Keep this medication in the container it came in, tightly closed, and out of reach of children. Store it at room temperature and away from excess heat and moisture (not in the bathroom).
It is important to keep all medication out of sight and reach of children as many containers (such as weekly pill minders and those for eye drops, creams, patches, and inhalers) are not child-resistant and young children can open them easily. To protect young children from poisoning, always lock safety caps and immediately place the medication in a safe location – one that is up and away and out of their sight and reach. http://www.upandaway.org
Unneeded medications should be disposed of in special ways to ensure that pets, children, and other people cannot consume them. However, you should not flush this medication down the toilet. Instead, the best way to dispose of your medication is through a medicine take-back program. Talk to your pharmacist or contact your local garbage/recycling department to learn about take-back programs in your community. See the FDA's Safe Disposal of Medicines website (http://goo.gl/c4Rm4p) for more information if you do not have access to a take-back program.
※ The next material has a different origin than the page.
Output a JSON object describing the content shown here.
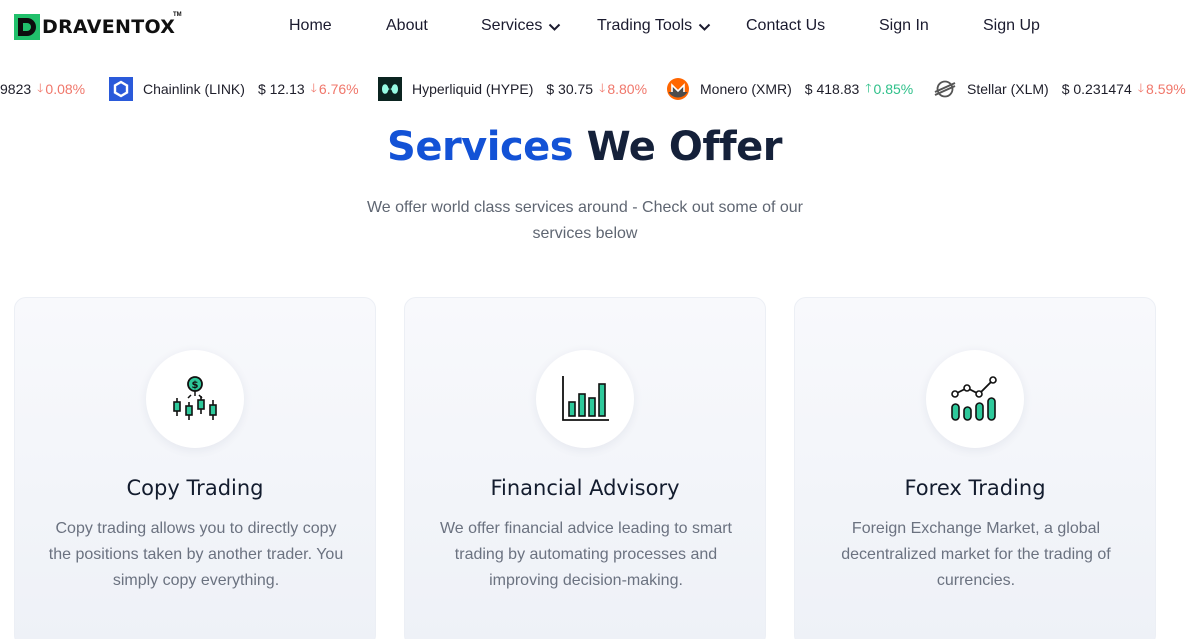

In case of emergency/overdose
In case of overdose, call the poison control helpline at 1-800-222-1222. Information is also available online at https://www.poisonhelp.org/help. If the victim has collapsed, had a seizure, has trouble breathing, or can't be awakened, immediately call emergency services at 911.
What other information should I know?
Do not let anyone else take your medication. Ask your pharmacist any questions you have about refilling your prescription.
It is important for you to keep a written list of all of the prescription and nonprescription (over-the-counter) medicines you are taking, as well as any products such as vitamins, minerals, or other dietary supplements. You should bring this list with you each time you visit a doctor or if you are admitted to a hospital. It is also important information to carry with you in case of emergencies.